A table containing almost four thousand records includes a mediumblob field for each record that contains the record’s associated PDF report. Under both MySQL Workbench and phpMyAdmin the relevant DOCUMENT column displays the data as a BLOB button or link. In the case of phpMyAdmin the link also indicates the size of the data the Blob contains.
The issue is that when the Blob button/link is clicked, under MySQL Workbench opening any of the files using the SQL Editor only displays the raw Blob data and under phpMyAdmin th link only allows the Blob data to be saved as a .bin file instead of displaying or saving the data as a viewable PDF file. All previous attempts to retrieve the original PDFs using PHP have failed – see related earlier thread: Extract Pdf from MySql Dump Saved as Text.
The filename field in the table shows that all the stored files are PDF files. Further research and tests indicate that the mediumblob data has been stored as application/octet-streams.

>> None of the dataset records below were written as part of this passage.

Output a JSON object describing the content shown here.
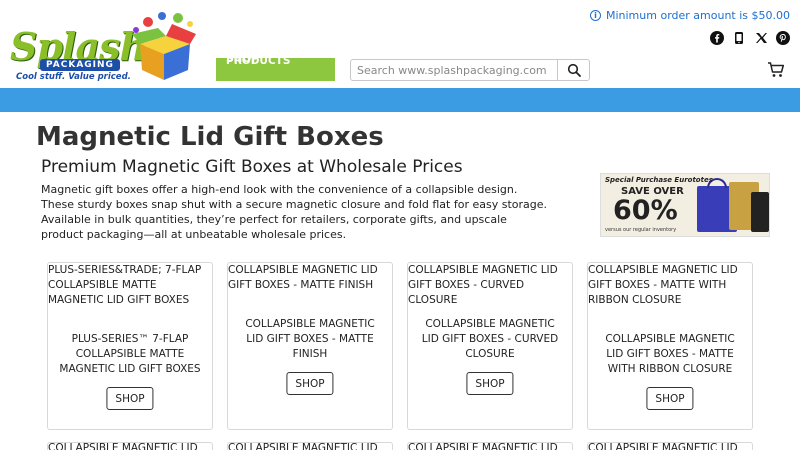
{
  "logo": {
    "wordmark": "Splash",
    "sub": "PACKAGING",
    "tagline": "Cool stuff. Value priced."
  },
  "header": {
    "min_order": "Minimum order amount is $50.00",
    "social_icons": [
      "facebook-icon",
      "mobile-icon",
      "x-icon",
      "pinterest-icon"
    ],
    "shop_products_label": "SHOP PRODUCTS",
    "search_placeholder": "Search www.splashpackaging.com",
    "accent_color": "#8dc63f",
    "bar_color": "#3b9ce3"
  },
  "main": {
    "title": "Magnetic Lid Gift Boxes",
    "subtitle": "Premium Magnetic Gift Boxes at Wholesale Prices",
    "description": "Magnetic gift boxes offer a high-end look with the convenience of a collapsible design. These sturdy boxes snap shut with a secure magnetic closure and fold flat for easy storage. Available in bulk quantities, they’re perfect for retailers, corporate gifts, and upscale product packaging—all at unbeatable wholesale prices."
  },
  "promo": {
    "top": "Special Purchase Eurototes",
    "save": "SAVE OVER",
    "percent": "60%",
    "sub": "versus our regular inventory"
  },
  "products": [
    {
      "head": "PLUS-SERIES&TRADE; 7-FLAP COLLAPSIBLE MATTE MAGNETIC LID GIFT BOXES",
      "name": "PLUS-SERIES™ 7-FLAP COLLAPSIBLE MATTE MAGNETIC LID GIFT BOXES",
      "shop": "SHOP"
    },
    {
      "head": "COLLAPSIBLE MAGNETIC LID GIFT BOXES - MATTE FINISH",
      "name": "COLLAPSIBLE MAGNETIC LID GIFT BOXES - MATTE FINISH",
      "shop": "SHOP"
    },
    {
      "head": "COLLAPSIBLE MAGNETIC LID GIFT BOXES - CURVED CLOSURE",
      "name": "COLLAPSIBLE MAGNETIC LID GIFT BOXES - CURVED CLOSURE",
      "shop": "SHOP"
    },
    {
      "head": "COLLAPSIBLE MAGNETIC LID GIFT BOXES - MATTE WITH RIBBON CLOSURE",
      "name": "COLLAPSIBLE MAGNETIC LID GIFT BOXES - MATTE WITH RIBBON CLOSURE",
      "shop": "SHOP"
    }
  ],
  "next_row": [
    "COLLAPSIBLE MAGNETIC LID",
    "COLLAPSIBLE MAGNETIC LID",
    "COLLAPSIBLE MAGNETIC LID",
    "COLLAPSIBLE MAGNETIC LID"
  ]
}
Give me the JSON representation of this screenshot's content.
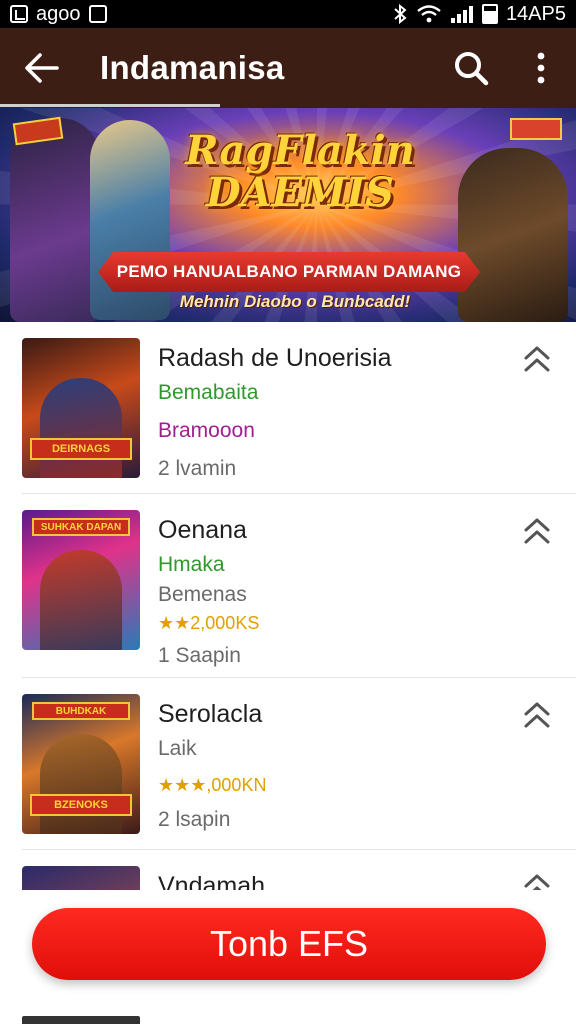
{
  "status_bar": {
    "app_label": "agoo",
    "time": "14AP5"
  },
  "app_bar": {
    "title": "Indamanisa",
    "back_icon": "arrow-left-icon",
    "search_icon": "search-icon",
    "menu_icon": "more-vertical-icon"
  },
  "banner": {
    "title_line1": "RagFlakin",
    "title_line2": "DAEMIS",
    "ribbon": "PEMO HANUALBANO PARMAN DAMANG",
    "subtitle": "Mehnin Diaobo o Bunbcadd!"
  },
  "list": {
    "items": [
      {
        "title": "Radash de Unoerisia",
        "line1": "Bemabaita",
        "line2": "Bramooon",
        "meta": "2 lvamin",
        "thumb_label": "DEIRNAGS",
        "thumb_top": ""
      },
      {
        "title": "Oenana",
        "line1": "Hmaka",
        "line2": "Bemenas",
        "rating": "★★2,000KS",
        "meta": "1 Saapin",
        "thumb_label": "",
        "thumb_top": "SUHKAK DAPAN"
      },
      {
        "title": "Serolacla",
        "line1": "Laik",
        "rating": "★★★,000KN",
        "meta": "2 lsapin",
        "thumb_label": "BZENOKS",
        "thumb_top": "BUHDKAK"
      },
      {
        "title": "Vndamah"
      }
    ]
  },
  "cta": {
    "label": "Tonb EFS"
  },
  "colors": {
    "app_bar": "#3c1e14",
    "cta": "#f0140e",
    "green_text": "#2f9a2b",
    "magenta_text": "#a02090",
    "rating": "#e0a100"
  }
}
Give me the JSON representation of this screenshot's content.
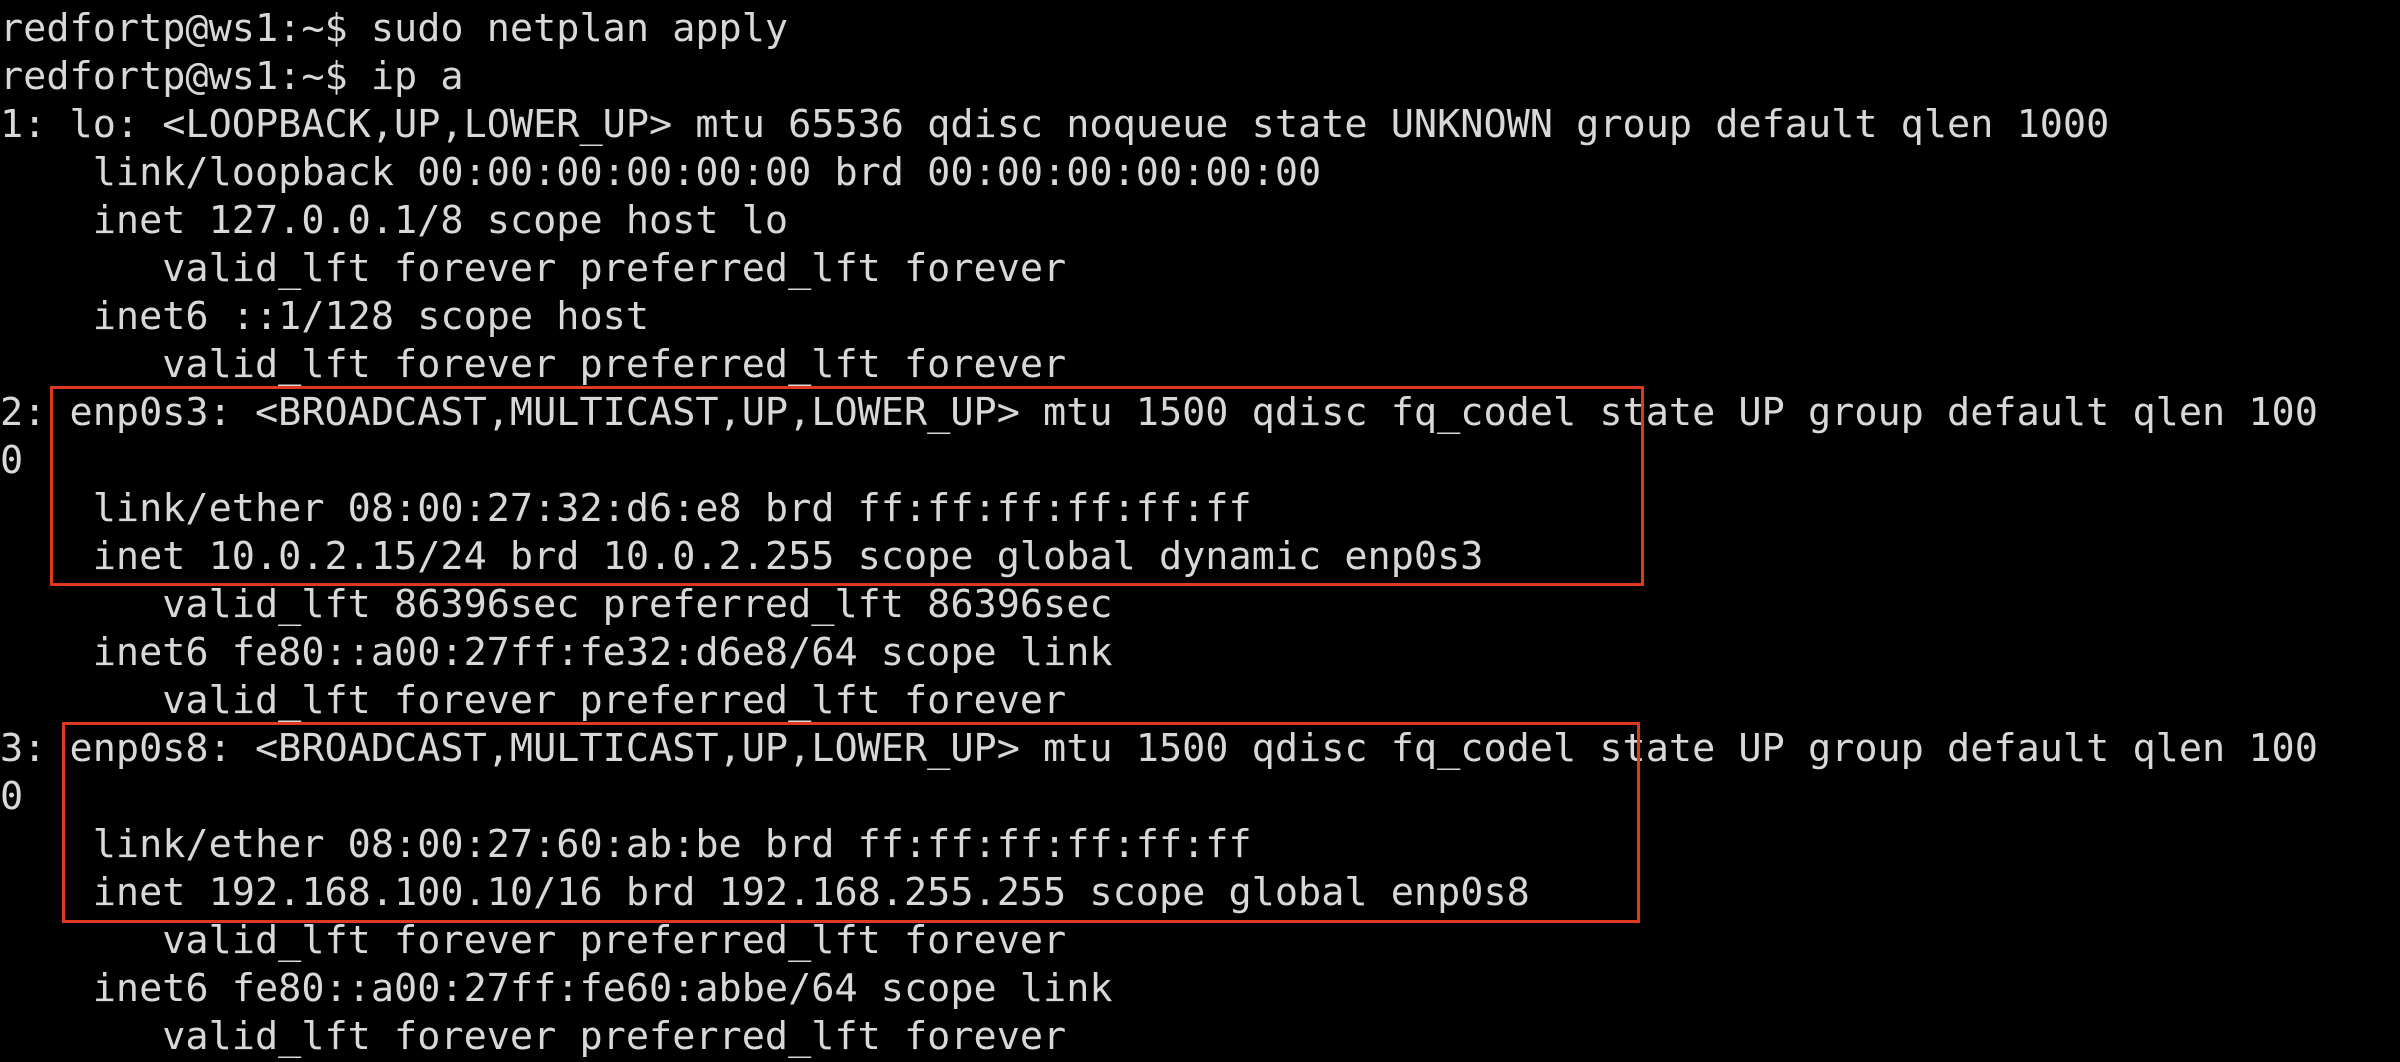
{
  "terminal": {
    "lines": [
      "redfortp@ws1:~$ sudo netplan apply",
      "redfortp@ws1:~$ ip a",
      "1: lo: <LOOPBACK,UP,LOWER_UP> mtu 65536 qdisc noqueue state UNKNOWN group default qlen 1000",
      "    link/loopback 00:00:00:00:00:00 brd 00:00:00:00:00:00",
      "    inet 127.0.0.1/8 scope host lo",
      "       valid_lft forever preferred_lft forever",
      "    inet6 ::1/128 scope host",
      "       valid_lft forever preferred_lft forever",
      "2: enp0s3: <BROADCAST,MULTICAST,UP,LOWER_UP> mtu 1500 qdisc fq_codel state UP group default qlen 100",
      "0",
      "    link/ether 08:00:27:32:d6:e8 brd ff:ff:ff:ff:ff:ff",
      "    inet 10.0.2.15/24 brd 10.0.2.255 scope global dynamic enp0s3",
      "       valid_lft 86396sec preferred_lft 86396sec",
      "    inet6 fe80::a00:27ff:fe32:d6e8/64 scope link",
      "       valid_lft forever preferred_lft forever",
      "3: enp0s8: <BROADCAST,MULTICAST,UP,LOWER_UP> mtu 1500 qdisc fq_codel state UP group default qlen 100",
      "0",
      "    link/ether 08:00:27:60:ab:be brd ff:ff:ff:ff:ff:ff",
      "    inet 192.168.100.10/16 brd 192.168.255.255 scope global enp0s8",
      "       valid_lft forever preferred_lft forever",
      "    inet6 fe80::a00:27ff:fe60:abbe/64 scope link",
      "       valid_lft forever preferred_lft forever"
    ]
  },
  "colors": {
    "background": "#000000",
    "text": "#d8d8d8",
    "highlight": "#e03a1e"
  }
}
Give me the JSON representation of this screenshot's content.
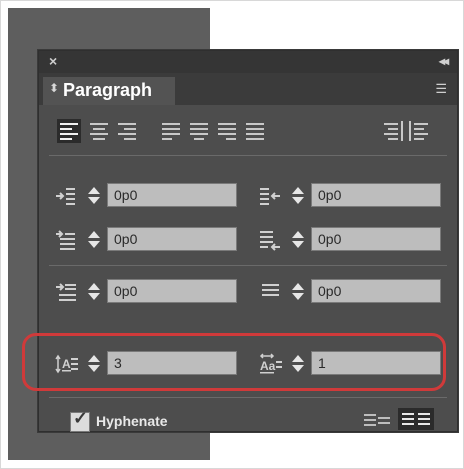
{
  "panel": {
    "close_glyph": "×",
    "collapse_glyph": "◂◂",
    "tab_arrows": "⬍",
    "title": "Paragraph",
    "menu_glyph": "☰"
  },
  "alignment": {
    "buttons": [
      {
        "name": "align-left",
        "selected": true
      },
      {
        "name": "align-center",
        "selected": false
      },
      {
        "name": "align-right",
        "selected": false
      },
      {
        "name": "justify-left",
        "selected": false
      },
      {
        "name": "justify-center",
        "selected": false
      },
      {
        "name": "justify-right",
        "selected": false
      },
      {
        "name": "justify-all",
        "selected": false
      },
      {
        "name": "align-towards-spine",
        "selected": false
      },
      {
        "name": "align-away-from-spine",
        "selected": false
      }
    ]
  },
  "fields": {
    "left_indent": "0p0",
    "right_indent": "0p0",
    "first_line_indent": "0p0",
    "last_line_right_indent": "0p0",
    "space_before": "0p0",
    "space_after": "0p0",
    "drop_cap_lines": "3",
    "drop_cap_chars": "1"
  },
  "hyphenate": {
    "checked": true,
    "label": "Hyphenate"
  },
  "colors": {
    "highlight": "#d03a3a",
    "panel_bg": "#4d4d4d",
    "field_bg": "#bdbdbd"
  }
}
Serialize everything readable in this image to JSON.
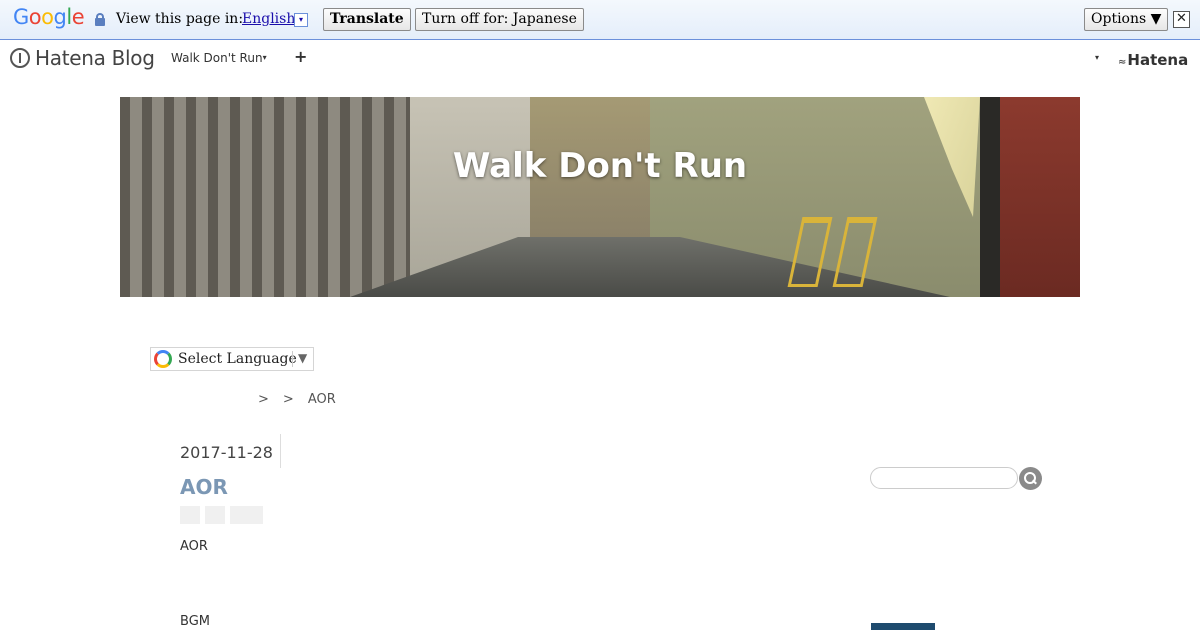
{
  "translate_bar": {
    "logo": "Google",
    "prompt": "View this page in:",
    "language": "English",
    "language_arrow": "▾",
    "translate_label": "Translate",
    "turn_off_label": "Turn off for: Japanese",
    "options_label": "Options ▼",
    "close_label": "✕"
  },
  "hatena_bar": {
    "logo_text": "Hatena Blog",
    "blog_menu_label": "Walk Don't Run",
    "caret": "▾",
    "add_label": "+",
    "right_caret": "▾",
    "hatena_label": "Hatena"
  },
  "header": {
    "title": "Walk Don't Run"
  },
  "language_selector": {
    "label": "Select Language",
    "arrow": "▼"
  },
  "breadcrumb": {
    "items": [
      ">",
      ">",
      "AOR"
    ]
  },
  "entry": {
    "date": "2017-11-28",
    "title": "AOR",
    "body_lines": [
      "AOR",
      "BGM"
    ]
  }
}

My question is how can the original PDFs be retrieved as readable PDFs? Is it possible for a .bin file saved from the database to be converted or used to recover the original PDF file?
Any assistance would be greatly appreciated.
2
Answers
In line with my assumption and Isaac's suggestion the only solution was to be able to speak to one of the software developers. It transpires that the documents have been zipped using an third-party library as well as the header being removed before then being stored in the database. The third-party library used is version 2.0.50727 of Chilkat, available from www.chilkatsoft.com. That version no longer appears to be available, but hopefully at least one of the later versions may do the job. Thanks again for everyone's input and assistance.
Based on the discussion in the comments, it sounds like you’ll need to either refer to the original source code or consult with the original developer to determine exactly how the data was stored.
Using phpMyAdmin to download the mediumblob data as a file will download a .bin file in many cases, I actually don’t recall how it determines content type (for instance, a PNG file will download with a .png extension, but most other binary files simply download as a .bin when phpMyAdmin isn’t sure what the extension should be, PDF included). So the behavior you’re seeing from phpMyAdmin is expected and correct, but since the .bin file doesn’t work when it’s renamed to .pdf that means something has probably gone wrong with the import and upload.
BLOB data is often stored in a pretty standardized way, but it seems your data doesn’t follow that method.
Without us seeing the code directly, we can’t guess what exactly happened with storing the data and would only be guessing.